というわけで、チルコロに行くときもびんづめのツナを持っていったり、パオラと食べるときもみそ汁を飲んだりしています。
お正月はこぶ巻きと栗きんとんと黒豆の代わりにひよこ豆をゆでて食べました。

いろいろな人と再会して、やっぱりうれしかったのは、チーズ屋のジョリさんや
電気屋のアルマンドや、若い友達のフランチェスカやコリーナが、みんなみんな会って喜んでくれることです。
この街にはいっぺんに連絡しきれないほど知り合いがいるけれども、歩いていればみんなに少しずつ会えるだろう、、とゆっくり考えています。
ジョリさんは年末の忙しさと寒さで持病の腰痛がひどそうだし、アルマンドもクリスマスのプレゼント交戦ででお店が大変だったそうだけど、新年はみんな休養したのではないだろうか。。。

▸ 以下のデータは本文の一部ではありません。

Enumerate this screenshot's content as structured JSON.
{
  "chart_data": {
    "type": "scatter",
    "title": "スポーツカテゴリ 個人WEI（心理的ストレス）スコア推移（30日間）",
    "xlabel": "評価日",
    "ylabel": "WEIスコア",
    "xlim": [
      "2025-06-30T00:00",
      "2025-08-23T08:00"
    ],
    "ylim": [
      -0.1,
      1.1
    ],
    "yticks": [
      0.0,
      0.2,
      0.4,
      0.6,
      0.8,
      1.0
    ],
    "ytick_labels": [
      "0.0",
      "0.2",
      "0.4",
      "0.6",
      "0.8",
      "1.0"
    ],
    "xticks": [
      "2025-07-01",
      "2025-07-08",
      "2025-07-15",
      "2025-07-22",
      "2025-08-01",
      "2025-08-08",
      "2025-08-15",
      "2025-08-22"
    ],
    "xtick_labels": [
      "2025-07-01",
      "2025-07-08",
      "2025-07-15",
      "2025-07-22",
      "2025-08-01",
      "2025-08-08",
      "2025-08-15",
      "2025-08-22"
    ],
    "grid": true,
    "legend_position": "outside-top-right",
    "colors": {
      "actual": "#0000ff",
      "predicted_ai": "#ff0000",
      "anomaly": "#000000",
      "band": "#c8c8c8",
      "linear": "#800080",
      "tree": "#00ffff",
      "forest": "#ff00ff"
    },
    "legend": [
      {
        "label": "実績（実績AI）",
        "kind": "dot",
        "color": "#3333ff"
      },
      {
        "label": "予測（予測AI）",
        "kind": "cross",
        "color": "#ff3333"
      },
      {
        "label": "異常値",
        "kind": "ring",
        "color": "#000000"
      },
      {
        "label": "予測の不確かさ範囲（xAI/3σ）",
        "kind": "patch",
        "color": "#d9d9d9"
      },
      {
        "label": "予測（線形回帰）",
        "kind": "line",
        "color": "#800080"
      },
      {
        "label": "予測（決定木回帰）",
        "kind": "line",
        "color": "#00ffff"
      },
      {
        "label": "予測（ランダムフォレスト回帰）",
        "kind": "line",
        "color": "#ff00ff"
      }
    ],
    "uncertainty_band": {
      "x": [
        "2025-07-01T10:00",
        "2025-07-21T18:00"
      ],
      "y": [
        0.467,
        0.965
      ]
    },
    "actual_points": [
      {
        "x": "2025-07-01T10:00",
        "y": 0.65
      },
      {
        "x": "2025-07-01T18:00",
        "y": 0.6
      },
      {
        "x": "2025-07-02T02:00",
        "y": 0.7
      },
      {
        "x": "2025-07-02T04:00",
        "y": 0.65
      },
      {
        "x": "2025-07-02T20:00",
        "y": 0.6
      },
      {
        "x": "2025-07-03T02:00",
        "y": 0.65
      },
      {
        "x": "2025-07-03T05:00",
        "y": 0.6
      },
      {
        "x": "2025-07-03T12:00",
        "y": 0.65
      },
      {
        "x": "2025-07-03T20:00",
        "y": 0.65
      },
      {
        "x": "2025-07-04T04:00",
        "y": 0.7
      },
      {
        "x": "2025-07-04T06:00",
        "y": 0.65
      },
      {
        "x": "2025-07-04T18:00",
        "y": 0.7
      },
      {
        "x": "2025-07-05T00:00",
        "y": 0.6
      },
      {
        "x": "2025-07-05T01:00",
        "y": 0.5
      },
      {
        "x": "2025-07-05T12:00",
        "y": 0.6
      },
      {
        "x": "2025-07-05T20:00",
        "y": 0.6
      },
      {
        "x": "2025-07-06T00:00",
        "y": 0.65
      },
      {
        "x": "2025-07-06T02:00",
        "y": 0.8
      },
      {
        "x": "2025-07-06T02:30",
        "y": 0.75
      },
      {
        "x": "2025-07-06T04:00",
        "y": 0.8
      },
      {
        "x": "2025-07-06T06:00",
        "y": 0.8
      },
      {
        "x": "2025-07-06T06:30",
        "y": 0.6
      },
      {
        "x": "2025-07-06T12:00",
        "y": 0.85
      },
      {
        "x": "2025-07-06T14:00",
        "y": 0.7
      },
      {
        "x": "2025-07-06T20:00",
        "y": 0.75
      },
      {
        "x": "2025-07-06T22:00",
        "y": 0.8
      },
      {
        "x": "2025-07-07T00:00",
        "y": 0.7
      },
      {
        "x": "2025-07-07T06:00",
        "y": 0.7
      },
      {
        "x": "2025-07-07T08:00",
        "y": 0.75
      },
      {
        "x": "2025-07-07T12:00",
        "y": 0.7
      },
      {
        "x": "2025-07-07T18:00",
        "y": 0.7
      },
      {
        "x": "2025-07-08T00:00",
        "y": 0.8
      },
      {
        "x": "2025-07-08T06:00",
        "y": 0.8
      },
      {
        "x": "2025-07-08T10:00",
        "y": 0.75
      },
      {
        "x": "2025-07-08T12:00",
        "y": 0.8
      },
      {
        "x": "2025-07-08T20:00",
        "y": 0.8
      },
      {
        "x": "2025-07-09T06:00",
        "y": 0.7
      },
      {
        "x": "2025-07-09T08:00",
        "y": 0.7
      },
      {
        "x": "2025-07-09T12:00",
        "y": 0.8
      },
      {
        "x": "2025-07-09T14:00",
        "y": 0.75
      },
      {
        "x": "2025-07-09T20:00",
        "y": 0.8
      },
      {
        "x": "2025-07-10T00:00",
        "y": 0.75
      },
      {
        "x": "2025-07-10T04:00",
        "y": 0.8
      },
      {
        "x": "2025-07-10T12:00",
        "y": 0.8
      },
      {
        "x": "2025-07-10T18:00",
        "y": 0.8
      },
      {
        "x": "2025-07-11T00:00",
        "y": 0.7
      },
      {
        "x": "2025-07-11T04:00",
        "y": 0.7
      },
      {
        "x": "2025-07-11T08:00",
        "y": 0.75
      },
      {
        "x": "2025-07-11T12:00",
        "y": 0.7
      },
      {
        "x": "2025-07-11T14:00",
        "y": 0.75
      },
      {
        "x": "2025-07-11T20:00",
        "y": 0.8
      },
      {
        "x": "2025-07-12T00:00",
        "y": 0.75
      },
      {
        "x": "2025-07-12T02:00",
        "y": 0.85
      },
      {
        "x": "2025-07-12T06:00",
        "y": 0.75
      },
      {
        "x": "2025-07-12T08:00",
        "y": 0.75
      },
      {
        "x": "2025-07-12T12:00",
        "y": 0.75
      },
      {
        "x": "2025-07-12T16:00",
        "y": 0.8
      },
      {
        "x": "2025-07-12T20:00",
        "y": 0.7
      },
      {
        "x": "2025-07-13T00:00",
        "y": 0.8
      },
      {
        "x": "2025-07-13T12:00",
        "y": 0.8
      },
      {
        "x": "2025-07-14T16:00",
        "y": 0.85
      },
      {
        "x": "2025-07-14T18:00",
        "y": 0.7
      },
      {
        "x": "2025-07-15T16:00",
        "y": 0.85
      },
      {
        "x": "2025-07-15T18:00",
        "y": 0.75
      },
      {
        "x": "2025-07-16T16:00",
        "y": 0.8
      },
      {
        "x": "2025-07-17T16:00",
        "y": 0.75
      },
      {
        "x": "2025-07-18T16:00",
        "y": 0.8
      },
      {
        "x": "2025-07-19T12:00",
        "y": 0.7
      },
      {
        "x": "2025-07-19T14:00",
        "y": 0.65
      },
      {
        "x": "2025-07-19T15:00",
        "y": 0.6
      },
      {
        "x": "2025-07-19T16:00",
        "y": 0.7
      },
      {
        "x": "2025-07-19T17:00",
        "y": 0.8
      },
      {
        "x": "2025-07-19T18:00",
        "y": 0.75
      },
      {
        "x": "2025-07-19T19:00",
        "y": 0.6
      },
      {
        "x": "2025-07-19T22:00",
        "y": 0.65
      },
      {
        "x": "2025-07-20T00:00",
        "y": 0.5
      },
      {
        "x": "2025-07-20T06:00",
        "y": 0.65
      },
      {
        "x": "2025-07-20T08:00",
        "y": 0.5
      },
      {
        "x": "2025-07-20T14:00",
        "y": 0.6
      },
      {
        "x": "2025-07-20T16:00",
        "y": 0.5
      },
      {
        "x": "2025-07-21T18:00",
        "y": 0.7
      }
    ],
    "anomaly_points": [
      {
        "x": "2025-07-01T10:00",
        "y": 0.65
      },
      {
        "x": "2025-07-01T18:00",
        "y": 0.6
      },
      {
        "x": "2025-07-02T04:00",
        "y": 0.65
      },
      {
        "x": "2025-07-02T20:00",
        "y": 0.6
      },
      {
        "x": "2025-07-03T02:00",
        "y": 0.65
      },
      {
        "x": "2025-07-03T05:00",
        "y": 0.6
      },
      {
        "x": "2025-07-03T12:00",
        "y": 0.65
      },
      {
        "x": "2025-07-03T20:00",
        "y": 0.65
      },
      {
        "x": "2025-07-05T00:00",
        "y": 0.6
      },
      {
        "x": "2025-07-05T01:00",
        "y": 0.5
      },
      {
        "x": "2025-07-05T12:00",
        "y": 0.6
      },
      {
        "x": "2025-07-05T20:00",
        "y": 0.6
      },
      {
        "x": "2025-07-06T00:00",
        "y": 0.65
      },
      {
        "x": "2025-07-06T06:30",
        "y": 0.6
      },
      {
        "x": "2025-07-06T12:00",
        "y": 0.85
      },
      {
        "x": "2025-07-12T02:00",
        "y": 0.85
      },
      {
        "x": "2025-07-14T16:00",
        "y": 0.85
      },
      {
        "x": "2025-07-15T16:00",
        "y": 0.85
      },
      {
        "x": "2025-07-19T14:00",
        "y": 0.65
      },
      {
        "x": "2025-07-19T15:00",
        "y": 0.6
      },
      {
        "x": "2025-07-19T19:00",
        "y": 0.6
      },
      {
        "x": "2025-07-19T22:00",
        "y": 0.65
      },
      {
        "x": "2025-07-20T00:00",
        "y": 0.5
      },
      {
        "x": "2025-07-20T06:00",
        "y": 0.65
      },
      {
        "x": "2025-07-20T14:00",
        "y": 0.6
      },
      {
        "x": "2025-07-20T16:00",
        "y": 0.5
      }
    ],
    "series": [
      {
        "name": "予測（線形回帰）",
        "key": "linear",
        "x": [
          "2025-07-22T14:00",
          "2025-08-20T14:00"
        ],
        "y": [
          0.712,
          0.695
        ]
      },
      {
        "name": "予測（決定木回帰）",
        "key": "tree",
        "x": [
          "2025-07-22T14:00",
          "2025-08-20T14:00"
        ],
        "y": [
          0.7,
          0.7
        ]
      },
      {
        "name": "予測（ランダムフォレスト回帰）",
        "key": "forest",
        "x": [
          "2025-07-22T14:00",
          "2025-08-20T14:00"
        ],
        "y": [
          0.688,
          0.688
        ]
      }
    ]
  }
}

さて、夜は9時15分、パオラが近郊のトリノから帰ってきて
夜ごはんを食べはじめました。私も何か食べよう。。
彼女は一週間に3回はトリノへ車で出かけて、カウンセリングを受けています。
私は明日がはやいので、そんなにたくさんは食べないつもりだけれども
お腹が空いているので食べてしまうかも。。乾燥きのこを水にひたしておいたので
スープを作って、パオラのじゃがいもピューレをもらいます。
それだけにしなければいけません!チーズとかワインはしばらく禁!です。

おやすみなさーい


みのぶ


その後追記

そして結局食べたものは、、

1 パオラのじゃがいもピューレー(いわゆるマッシュポテト)
2 パオラのおかずの蒸した冷凍魚、と昨日の老人会の残りのサラミ1枚
3 パオラの常備食 オリーブオイルで練ってある、パンみたいなさくさくしたもの
4 朝ご飯に食べる用のビスコッティ2、3枚(ラスクみたいなもの)
5 生のにんじん、ナイフで削ってがりがりと
6 だしとしょうゆにつけておいた生タマネギ
7 食後に殻付きのクルミを割って食べた
8 りんご
9 お茶

要するにお腹も空き過ぎて、そして時間も遅すぎて、
麺やごはんを用意する間もなく、ほとんどパオラのおかずをもらって、
いろんなものをつまんでしまったのでした。
食べながら、同じく腹ぺこのパオラと(彼女は仕事のある日は忙しくて
ほとんど昼ご飯が食べられない)
精神的に状態が悪いとはどういうことか、なんてディープな話をしながら
何だかもりあがって、何を食べているのかさえよくわからなかった。。


いちばんおいしく感じられたのは、マッシュポテトと
今日市場で買った殻付きクルミでした。
キロいくらだったか忘れてしまったけれども
スーパーで売っているものより格段においしそうだった。
こちらではよくみんな殻付きクルミを殻割りパンチで割って食べています。